Abstract:
In the event of a fault in the distribution system, the Provincial Electricity Authority (PEA) must transfer the load or switching of the system in order to limit the power outage area before correcting the fault. It is necessary to find the fault location beforehand in order to command the switching system correctly. This process takes time and affects the PEA's reliability index that is concerned with the time value criteria or SAIDI. In addition, the commander who orders the system switching must be experienced and skilled so that the ordering can be done quickly and safely.

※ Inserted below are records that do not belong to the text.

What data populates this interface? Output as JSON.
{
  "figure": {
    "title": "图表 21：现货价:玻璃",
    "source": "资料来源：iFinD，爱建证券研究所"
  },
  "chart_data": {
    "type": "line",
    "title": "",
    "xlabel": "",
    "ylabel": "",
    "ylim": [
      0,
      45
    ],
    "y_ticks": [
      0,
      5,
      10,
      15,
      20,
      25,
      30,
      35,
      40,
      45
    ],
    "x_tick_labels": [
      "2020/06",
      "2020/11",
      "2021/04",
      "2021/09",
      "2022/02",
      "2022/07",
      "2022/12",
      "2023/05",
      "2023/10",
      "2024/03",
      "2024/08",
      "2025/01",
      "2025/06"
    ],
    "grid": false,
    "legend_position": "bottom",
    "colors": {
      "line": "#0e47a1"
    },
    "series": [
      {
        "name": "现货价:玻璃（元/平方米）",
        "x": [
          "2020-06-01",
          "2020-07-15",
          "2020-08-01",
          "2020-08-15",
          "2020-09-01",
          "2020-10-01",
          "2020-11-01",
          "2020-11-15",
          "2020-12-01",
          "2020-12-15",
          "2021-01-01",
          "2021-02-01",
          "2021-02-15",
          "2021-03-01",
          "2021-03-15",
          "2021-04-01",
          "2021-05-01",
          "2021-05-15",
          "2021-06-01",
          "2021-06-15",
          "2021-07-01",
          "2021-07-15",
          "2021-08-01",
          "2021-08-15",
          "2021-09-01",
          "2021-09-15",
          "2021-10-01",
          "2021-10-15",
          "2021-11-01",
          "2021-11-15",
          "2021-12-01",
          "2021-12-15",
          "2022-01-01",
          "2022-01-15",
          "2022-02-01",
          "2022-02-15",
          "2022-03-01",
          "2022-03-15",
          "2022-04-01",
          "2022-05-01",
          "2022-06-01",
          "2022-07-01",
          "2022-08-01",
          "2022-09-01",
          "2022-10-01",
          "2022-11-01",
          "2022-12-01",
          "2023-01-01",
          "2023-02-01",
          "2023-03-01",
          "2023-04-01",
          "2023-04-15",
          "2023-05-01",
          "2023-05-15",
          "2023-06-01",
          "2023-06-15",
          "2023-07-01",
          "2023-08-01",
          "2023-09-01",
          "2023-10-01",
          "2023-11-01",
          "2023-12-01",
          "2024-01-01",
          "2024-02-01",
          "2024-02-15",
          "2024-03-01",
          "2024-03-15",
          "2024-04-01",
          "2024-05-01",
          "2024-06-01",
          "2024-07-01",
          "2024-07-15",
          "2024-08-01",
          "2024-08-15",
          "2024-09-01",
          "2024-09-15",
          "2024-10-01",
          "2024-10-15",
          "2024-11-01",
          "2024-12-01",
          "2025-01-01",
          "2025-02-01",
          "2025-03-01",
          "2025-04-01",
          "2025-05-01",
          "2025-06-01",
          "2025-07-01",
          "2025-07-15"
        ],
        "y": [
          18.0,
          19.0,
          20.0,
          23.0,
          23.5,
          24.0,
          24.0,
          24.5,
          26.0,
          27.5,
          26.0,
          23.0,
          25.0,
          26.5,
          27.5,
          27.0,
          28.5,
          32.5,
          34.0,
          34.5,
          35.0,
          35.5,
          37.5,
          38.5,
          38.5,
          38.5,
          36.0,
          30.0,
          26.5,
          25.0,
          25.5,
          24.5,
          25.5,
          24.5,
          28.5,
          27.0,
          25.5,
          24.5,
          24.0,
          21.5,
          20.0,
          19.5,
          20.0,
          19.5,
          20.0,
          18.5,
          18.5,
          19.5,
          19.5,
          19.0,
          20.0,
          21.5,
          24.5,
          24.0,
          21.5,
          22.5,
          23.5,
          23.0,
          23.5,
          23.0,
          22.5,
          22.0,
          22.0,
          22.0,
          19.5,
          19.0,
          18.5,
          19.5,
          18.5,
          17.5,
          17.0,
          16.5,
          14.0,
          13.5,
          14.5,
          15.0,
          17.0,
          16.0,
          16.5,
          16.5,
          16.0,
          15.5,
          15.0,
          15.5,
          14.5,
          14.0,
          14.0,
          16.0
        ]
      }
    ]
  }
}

This thesis presented a method of planning the switching of 22kV distribution system with artificial neural networks (ANNs) in order to decide the switching procedure. The data of Uttaradit Power Station was used as a case study. Fault currents of 10 feeders are simulated by the DIgSILENT program together with the ordering number of the feeders and the overcurrent protection status that was used as the training set of ANNs inputs. The outputs or targets of the ANNs were the switching order procedure of each fault location which was obtained from experts.
From the experimental results that the fault simulation was performed and compared to the results of the 5 faults that happened in Uttaradit substation, it was found that the proposed technique could quickly provide an answer as to the switching procedure and tended to be the same direction as the skilled operator gave. In addition, the method was also proposed to 10 experts to try and give an opinion. The results matched those selected by experts when other faults occurred. It can be concluded that the proposed method can help command the switching system quickly and accurately.